Le sujet traité n’est jamais livré brut au spectateur. Il y a un regard ; un angle ; une approche. Au-delà de la seule portée informationnelle du documentaire se trouve toujours une question de mise-en-scène de l’événement, voire de mise en musique.

C’est en cela que, forcément, j’ai accueilli la sortie de ce Soundtrack to a Coup d’État avec un réel intérêt. Le titre, à lui seul, était déjà une promesse. Le travail de composition était d’emblée affiché. Et puis le sujet était d’or : un coup d’État donc, mais pas n’importe lequel, puisqu’il s’agissait de celui qui fit chuter, au Congo, Patrice Lumumba. Rien que ça.

Les étoiles étaient, pour moi, toutes alignées. La curiosité était grande. Et puis il y a eut la confrontation à l’œuvre. Déroutante.


Parce qu’on ne pourra pas retirer ça à Johan Grimonprez, réalisateur et scénariste de cette Soundtrack : la démarche de base est audacieuse et génère clairement un résultat singulier. D’un côté les rois du jazz de la fin des années 50 et de l’autre les discours de Khrouchtchev et autres sommités.

L’association étonne et détonne, surtout que le film la tourne très vite en forme de jeu. D’un côté c’est Louis Armstrong qui rythme les discussions musclées à l’ONU, et puis d’autres fois c’est un dirigeant soviétique tapant sur son pupitre qui se mue brusquement en percussionniste au service de Dizzy Gillepsie.

Et ce jeu de confusion se renforce d’autant plus quand la narration rappelle comment toute une ambassade du jazz a été sciemment et ouvertement mobilisée comme agent d’un puissant soft power états-unien, notamment sur ce Congo belge dont il sera ici question. Ajoutons à cela le fait que cette Soundtrack commence par sa fin avant de remonter dans le temps et on aura la touche finale d’un drôle de bazar.

D’un côté il est mi-clip géant à la photo retravaillée façon pochette jazzy et au sein duquel apparaissent régulièrement des synthés annonçant les morceaux joués ; et puis de l’autre il est mi-short internet de 2h30 où les infos importantes circulent à l’écran par bandes de texte successives. L’aspect patchwork semble revendiqué et signé. Et en soi, pourquoi pas. Mais la question finit vite par s’imposer avec le temps : pour quel effet ? Et surtout pour quel résultat ?


Or, pour ma part, ce qui m’a le plus interpellé au bout de ces deux heures et demie, c’est à quel point le dispositif s’est révélé lourd et au final peu digeste. Lourdeur d’abord de la démonstration car, à bien tout prendre, cette durée – bien généreuse pour un documentaire – ne s’est pas tant que ça au service de la compréhension dudit coup d’État.

A bien y regarder, les enjeux politiques sont très vite posés sans être véritablement creusés.

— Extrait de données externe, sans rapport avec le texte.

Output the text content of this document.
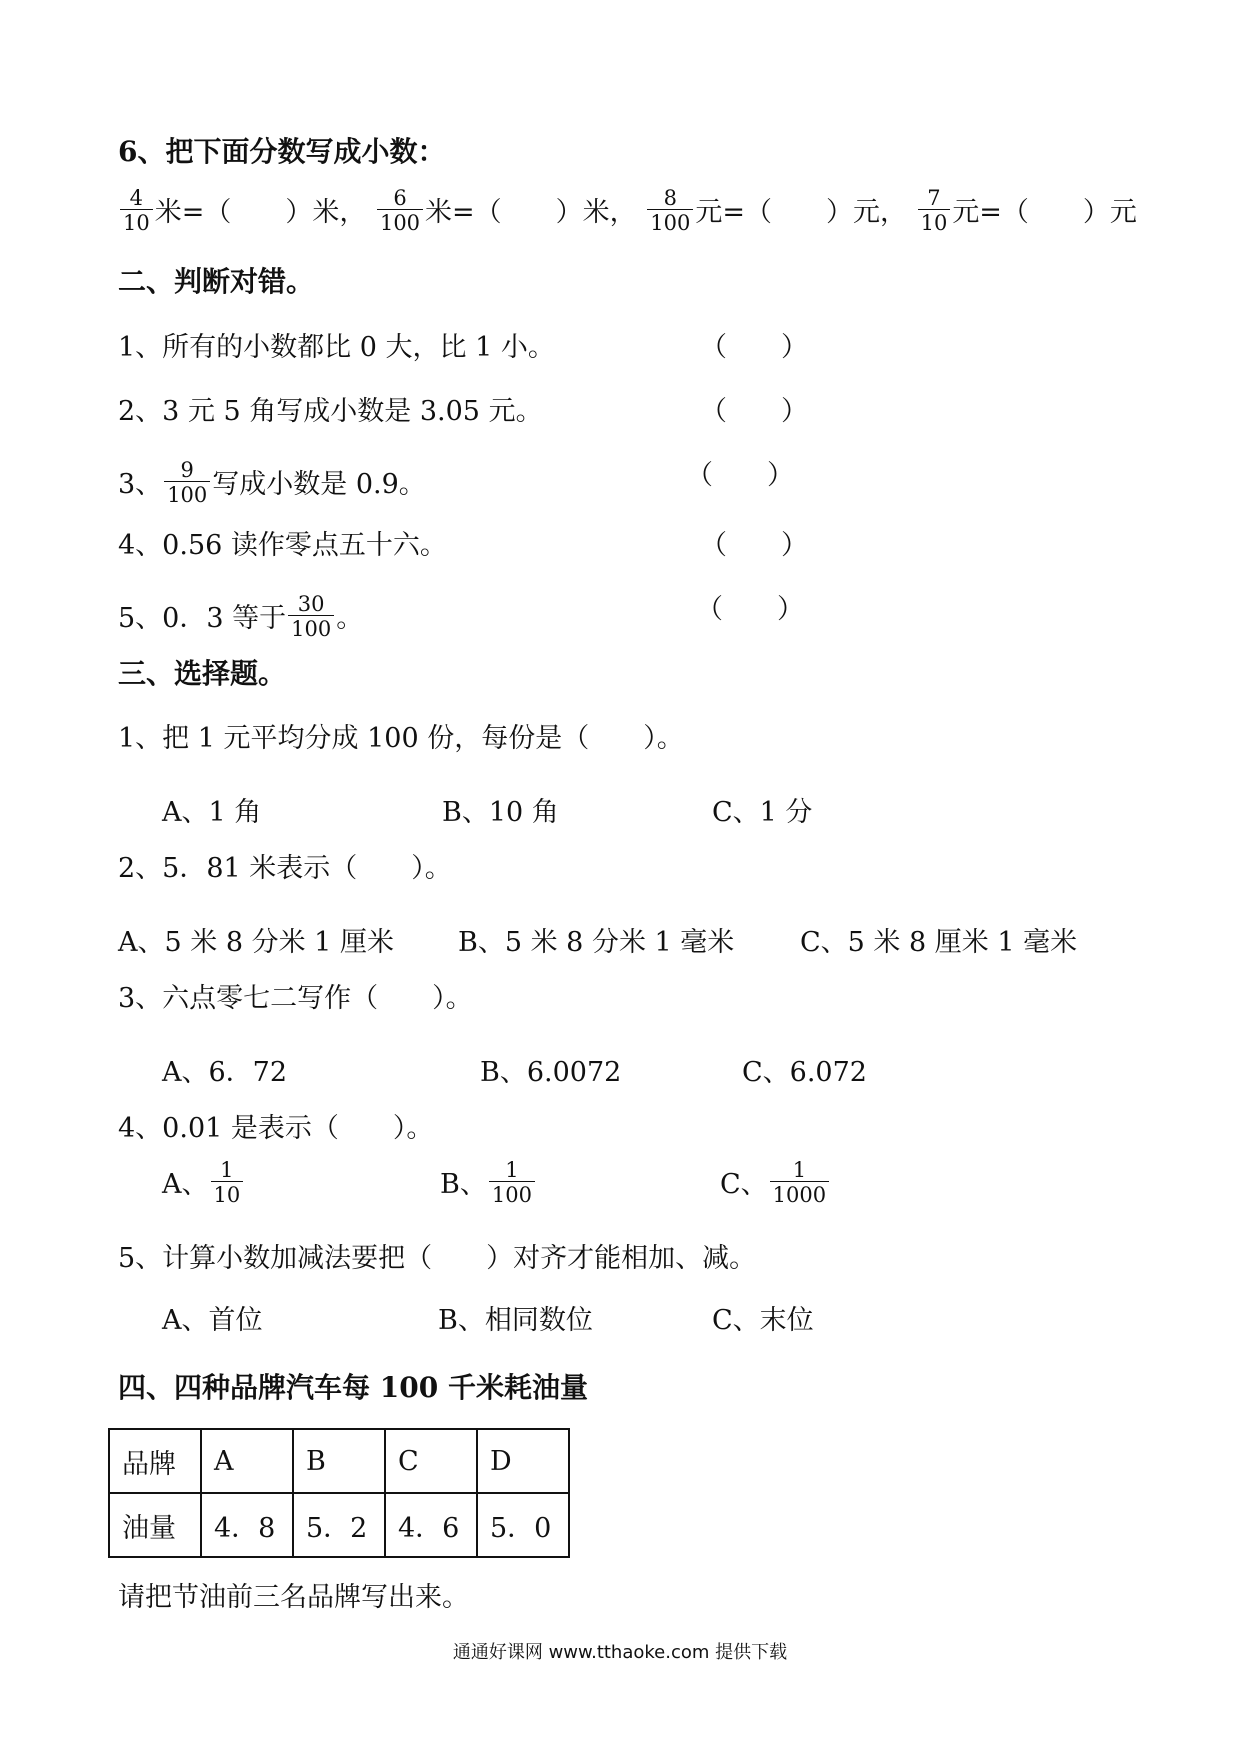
6、把下面分数写成小数：
$\frac{4}{10}$ 米=（　　）米， $\frac{6}{100}$ 米=（　　）米， $\frac{8}{100}$ 元=（　　）元， $\frac{7}{10}$ 元=（　　）元
二、判断对错。
1、所有的小数都比 0 大，比 1 小。	（　　）
2、3 元 5 角写成小数是 3.05 元。	（　　）
3、 $\frac{9}{100}$ 写成小数是 0.9。	（　　）
4、0.56 读作零点五十六。	（　　）
5、0．3 等于 $\frac{30}{100}$ 。	（　　）
三、选择题。
1、把 1 元平均分成 100 份，每份是（　　）。
A、1 角	B、10 角	C、1 分
2、5．81 米表示（　　）。
A、5 米 8 分米 1 厘米 B、5 米 8 分米 1 毫米 C、5 米 8 厘米 1 毫米
3、六点零七二写作（　　）。
A、6．72	B、6.0072	C、6.072
4、0.01 是表示（　　）。
A、 $\frac{1}{10}$	B、 $\frac{1}{100}$	C、 $\frac{1}{1000}$
5、计算小数加减法要把（　　）对齐才能相加、减。
A、首位	B、相同数位	C、末位
四、四种品牌汽车每 100 千米耗油量
品牌	A	B	C	D
油量	4．8	5．2	4．6	5．0
请把节油前三名品牌写出来。
通通好课网 www.tthaoke.com 提供下载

L’étalement du documentaire sert moins à développer qu’à accumuler et à marteler un schéma binaire qui finit par se vautrer dans une lecture terriblement simpliste.

Car oui, force est tout de même de constater qu’entre les jolis morceaux de jazz et les quelques chansons d’époque engagées, on assiste à une polarisation du sujet qui se révèle surprenante de réductionnisme. D’un côté les méchants capitalistes et de l’autre les gentils anti-impérialistes. Et je trouve qu’il y a quand même quelque chose d’assez saisissant à voir des personnages historiques aussi sulfureux que Khrouchtchev, Sokharno ou Castro être résumés en de simples pourfendeurs de la cause émancipatrice des peuples opprimés.

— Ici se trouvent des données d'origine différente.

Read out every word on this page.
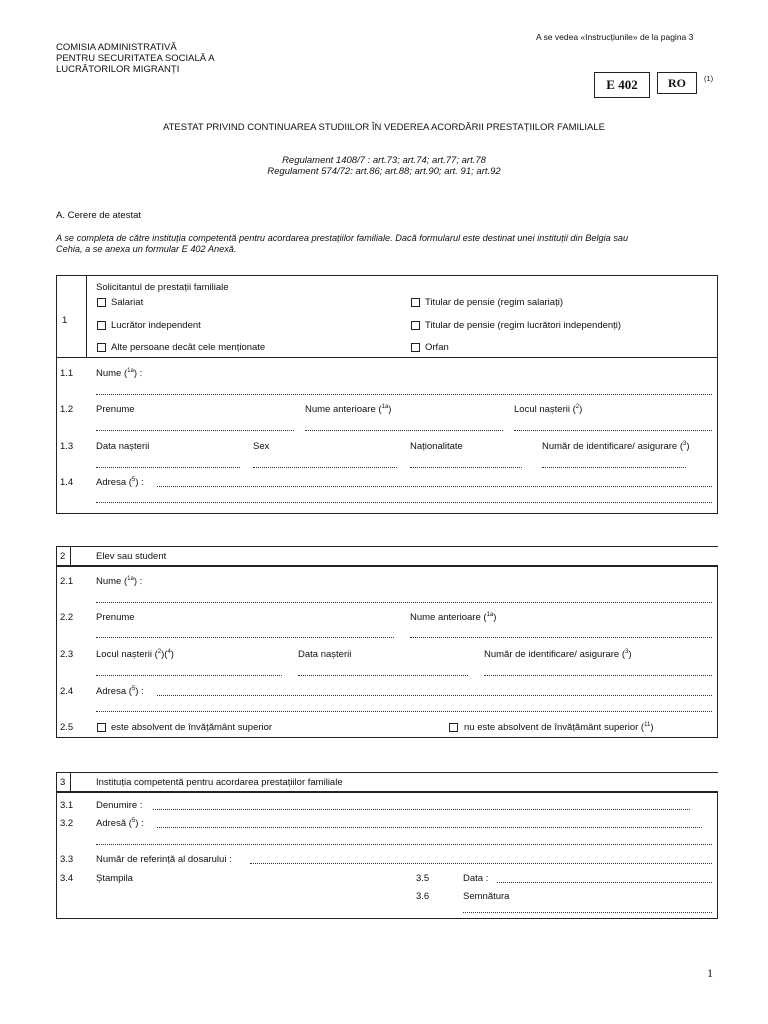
A se vedea «Instrucțiunile» de la pagina 3
COMISIA ADMINISTRATIVĂ
PENTRU SECURITATEA SOCIALĂ A
LUCRĂTORILOR MIGRANȚI
E 402	RO	(1)
ATESTAT PRIVIND CONTINUAREA STUDIILOR ÎN VEDEREA ACORDĂRII PRESTAȚIILOR FAMILIALE
Regulament 1408/7 : art.73; art.74; art.77; art.78
Regulament 574/72: art.86; art.88; art.90; art. 91; art.92
A. Cerere de atestat
A se completa de către instituția competentă pentru acordarea prestațiilor familiale. Dacă formularul este destinat unei instituții din Belgia sau
Cehia, a se anexa un formular E 402 Anexă.
1
Solicitantul de prestații familiale
Salariat	Titular de pensie (regim salariați)
Lucrător independent	Titular de pensie (regim lucrători independenți)
Alte persoane decât cele menționate	Orfan
1.1 Nume ($^{1a}$) :
1.2 Prenume	Nume anterioare ($^{1a}$)	Locul nașterii ($^2$)
1.3 Data nașterii	Sex	Naționalitate	Număr de identificare/ asigurare ($^3$)
1.4 Adresa ($^5$) :
2	Elev sau student
2.1 Nume ($^{1a}$) :
2.2 Prenume	Nume anterioare ($^{1a}$)
2.3 Locul nașterii ($^2$)($^4$)	Data nașterii	Număr de identificare/ asigurare ($^3$)
2.4 Adresa ($^5$) :
2.5	este absolvent de învățământ superior	nu este absolvent de învățământ superior ($^{11}$)
3	Instituția competentă pentru acordarea prestațiilor familiale
3.1 Denumire :
3.2 Adresă ($^5$) :
3.3 Număr de referință al dosarului :
3.4 Ștampila	3.5	Data :
3.6	Semnătura
1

Mais là où la pilule commence à devenir difficile à avaler, c’est quand finit par se clarifier les motivations de ce rapprochement de prime-abord singulier. Rappelez-vous : d’un côté les jazzmen étatsuniens et de l’autre le coup d’État contre Lumumba. Et si les quelques événements liant les uns aux autres pouvaient initialement faire espérer que tous ces fils allaient davantage se resserrer et se complexifier sur la fin du long-métrage, force est de constater qu’en définitive il n’en sera rien. Car plus le film avance et plus il révèle une volonté de plus en plus manifeste d’imposer son prisme sur l’époque plutôt que d’y apposer une loupe.

Son sujet, en fait, depuis le début, n’a jamais vraiment été Lumumba, mais bien comment quelques Afro-américains ont pu se saisir de son assassinat. Et c’est bien tout ce que cette Soundtrack cherche à nous marteler tout le long de ses 2h30, de manière un brin forcée, quitte à jouer le disque rayé, pour ne pas dire la mauvaise soupe de son époque.

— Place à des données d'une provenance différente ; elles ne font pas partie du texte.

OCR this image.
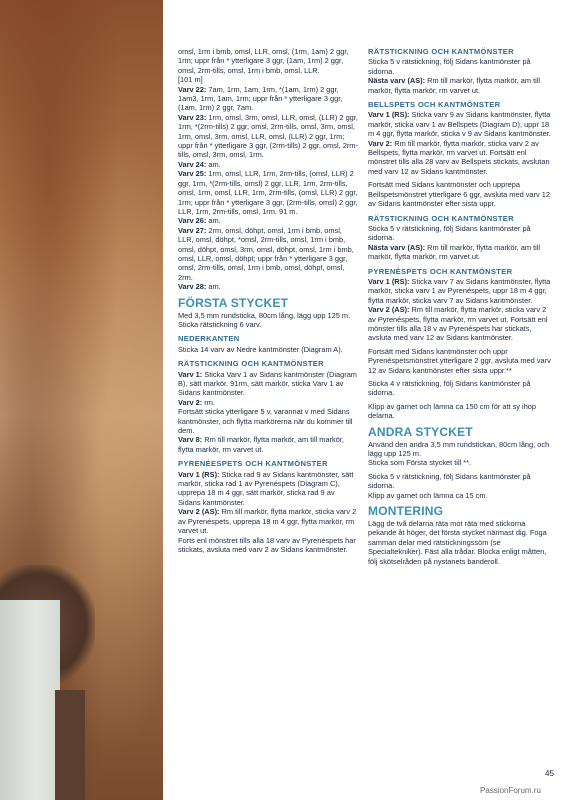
omsl, 1rm i bmb, omsl, LLR, omsl, (1rm, 1am) 2 ggr, 1rm; uppr från * ytterligare 3 ggr, (1am, 1rm) 2 ggr, omsl, 2rm-tills, omsl, 1rm i bmb, omsl, LLR.

[101 m]

Varv 22: 7am, 1rm, 1am, 1rm, *(1am, 1rm) 2 ggr, 1am3, 1rm, 1am, 1rm; uppr från * ytterligare 3 ggr, (1am, 1rm) 2 ggr, 7am.

Varv 23: 1rm, omsl, 3rm, omsl, LLR, omsl, (LLR) 2 ggr, 1rm, *(2rm-tills) 2 ggr, omsl, 2rm-tills, omsl, 3rm, omsl, 1rm, omsl, 3rm, omsl, LLR, omsl, (LLR) 2 ggr, 1rm; uppr från * ytterligare 3 ggr, (2rm-tills) 2 ggr, omsl, 2rm-tills, omsl, 3rm, omsl, 1rm.

Varv 24: am.

Varv 25: 1rm, omsl, LLR, 1rm, 2rm-tills, (omsl, LLR) 2 ggr, 1rm, *(2rm-tills, omsl) 2 ggr, LLR, 1rm, 2rm-tills, omsl, 1rm, omsl, LLR, 1rm, 2rm-tills, (omsl, LLR) 2 ggr, 1rm; uppr från * ytterligare 3 ggr, (2rm-tills, omsl) 2 ggr, LLR, 1rm, 2rm-tills, omsl, 1rm. 91 m.

Varv 26: am.

Varv 27: 2rm, omsl, döhpt, omsl, 1rm i bmb, omsl, LLR, omsl, döhpt, *omsl, 2rm-tills, omsl, 1rm i bmb, omsl, döhpt, omsl, 3rm, omsl, döhpt, omsl, 1rm i bmb, omsl, LLR, omsl, döhpt; uppr från * ytterligare 3 ggr, omsl, 2rm-tills, omsl, 1rm i bmb, omsl, döhpt, omsl, 2rm.

Varv 28: am.

FÖRSTA STYCKET

Med 3,5 mm rundsticka, 80cm lång, lägg upp 125 m.

Sticka rätstickning 6 varv.

NEDERKANTEN

Sticka 14 varv av Nedre kantmönster (Diagram A).

RÄTSTICKNING OCH KANTMÖNSTER

Varv 1: Sticka Varv 1 av Sidans kantmönster (Diagram B), sätt markör, 91rm, sätt markör, sticka Varv 1 av Sidans kantmönster.

Varv 2: rm.

Fortsätt sticka ytterligare 5 v, varannat v med Sidans kantmönster, och flytta markörerna när du kommer till dem.

Varv 8: Rm till markör, flytta markör, am till markör, flytta markör, rm varvet ut.

PYRENÉESPETS OCH KANTMÖNSTER

Varv 1 (RS): Sticka rad 9 av Sidans kantmönster, sätt markör, sticka rad 1 av Pyrenéspets (Diagram C), upprepa 18 m 4 ggr, sätt markör, sticka rad 9 av Sidans kantmönster.

Varv 2 (AS): Rm till markör, flytta markör, sticka varv 2 av Pyrenéspets, upprepa 18 m 4 ggr, flytta markör, rm varvet ut.

Forts enl mönstret tills alla 18 varv av Pyrenéspets har stickats, avsluta med varv 2 av Sidans kantmönster.

RÄTSTICKNING OCH KANTMÖNSTER

Sticka 5 v rätstickning, följ Sidans kantmönster på sidorna.

Nästa varv (AS): Rm till markör, flytta markör, am till markör, flytta markör, rm varvet ut.

BELLSPETS OCH KANTMÖNSTER

Varv 1 (RS): Sticka varv 9 av Sidans kantmönster, flytta markör, sticka varv 1 av Bellspets (Diagram D), uppr 18 m 4 ggr, flytta markör, sticka v 9 av Sidans kantmönster.

Varv 2: Rm till markör, flytta markör, sticka varv 2 av Bellspets, flytta markör, rm varvet ut. Fortsätt enl mönstret tills alla 28 varv av Bellspets stickats, avslutan med varv 12 av Sidans kantmönster.

Fortsätt med Sidans kantmönster och upprepa Bellspetsmönstret ytterligare 6 ggr, avsluta med varv 12 av Sidans kantmönster efter sista uppr.

RÄTSTICKNING OCH KANTMÖNSTER

Sticka 5 v rätstickning, följ Sidans kantmönster på sidorna.

Nästa varv (AS): Rm till markör, flytta markör, am till markör, flytta markör, rm varvet ut.

PYRENÉSPETS OCH KANTMÖNSTER

Varv 1 (RS): Sticka varv 7 av Sidans kantmönster, flytta markör, sticka varv 1 av Pyrenéspets, uppr 18 m 4 ggr, flytta markör, sticka varv 7 av Sidans kantmönster.

Varv 2 (AS): Rm till markör, flytta markör, sticka varv 2 av Pyrenéspets, flytta markör, rm varvet ut. Fortsätt enl mönster tills alla 18 v av Pyrenéspets har stickats, avsluta med varv 12 av Sidans kantmönster.

Fortsätt med Sidans kantmönster och uppr Pyrenéspetsmönstret ytterligare 2 ggr, avsluta med varv 12 av Sidans kantmönster efter sista uppr.**

Sticka 4 v rätstickning, följ Sidans kantmönster på sidorna.

Klipp av garnet och lämna ca 150 cm för att sy ihop delarna.

ANDRA STYCKET

Använd den andra 3,5 mm rundstickan, 80cm lång, och lägg upp 125 m.

Sticka som Första stycket till **.

Sticka 5 v rätstickning, följ Sidans kantmönster på sidorna.

Klipp av garnet och lämna ca 15 cm.

MONTERING

Lägg de två delarna räta mot räta med stickorna pekande åt höger, det första stycket närmast dig. Foga samman delar med rätstickningssöm (se Specialtekniker). Fäst alla trådar. Blocka enligt måtten, följ skötselråden på nystanets banderoll.

45
PassionForum.ru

Car au bout du compte, difficile de ne pas voir dans cet ouvrage bien monocorde, le triste aboutissement des lectures binaires qu’on nous inflige de nos jours. D’un côté les gentils et de l’autre les méchants. D’un côté la souffrance et de l’autre l’absence de sentiment. D’un côté la lutte des races et de l’autre ni plus ni moins que des nazis (car oui, en bout de course, c’est bien à ça qu’on arrive).

Et le pire dans tout ça, c’est qu’à vouloir coller à ce point à la ligne de l’agitprop décolonial, Johan Grimonprez en vient non seulement à desservir son corpus documentaire comme il en vient aussi à trahir son sujet. Parce qu’en effet, on ne saura nier d’un côté qu’il y a eu un vrai travail pour collecter images, bandes sonores et autres témoignages ; images, bandes sons et témoignages qui savent justement rappeler la réalité d’une violence coloniale, de son enlacement réel et profond avec le logiciel raciste et d’à quel point les États-Unis et ses alliés sont, en tant que puissances, l’émanation de cet impérialisme-là. Seulement, à tout mélanger, mettant sur le même plan les déclarations officielles à des affirmations catégoriques et personnelles produites par qui-on-voudra, cette Soundtrack semble prête à faire feu de tout bois tant que ça va dans le sens de sa lecture en noir et blanc surexposés.


Mais le plus malheureux dans toute cette histoire, c’est qu’à se montrer si préoccupé de jouer jusqu’à l’épuisement sa partition d'homme blanc qui s’est bien repenti, Johan Grimonprez passe totalement à côté du sujet qu’il prétendait pourtant traiter : ce coup d’État permanent perpétré à l’encontre de l’Afrique. Car à tirer sans cesse sa couverture vers l’Occident, ce documentaire finit par éclipser une bonne partie ce qui faisait pourtant tout l’intérêt de traiter l’histoire d’un tel continent en une telle période.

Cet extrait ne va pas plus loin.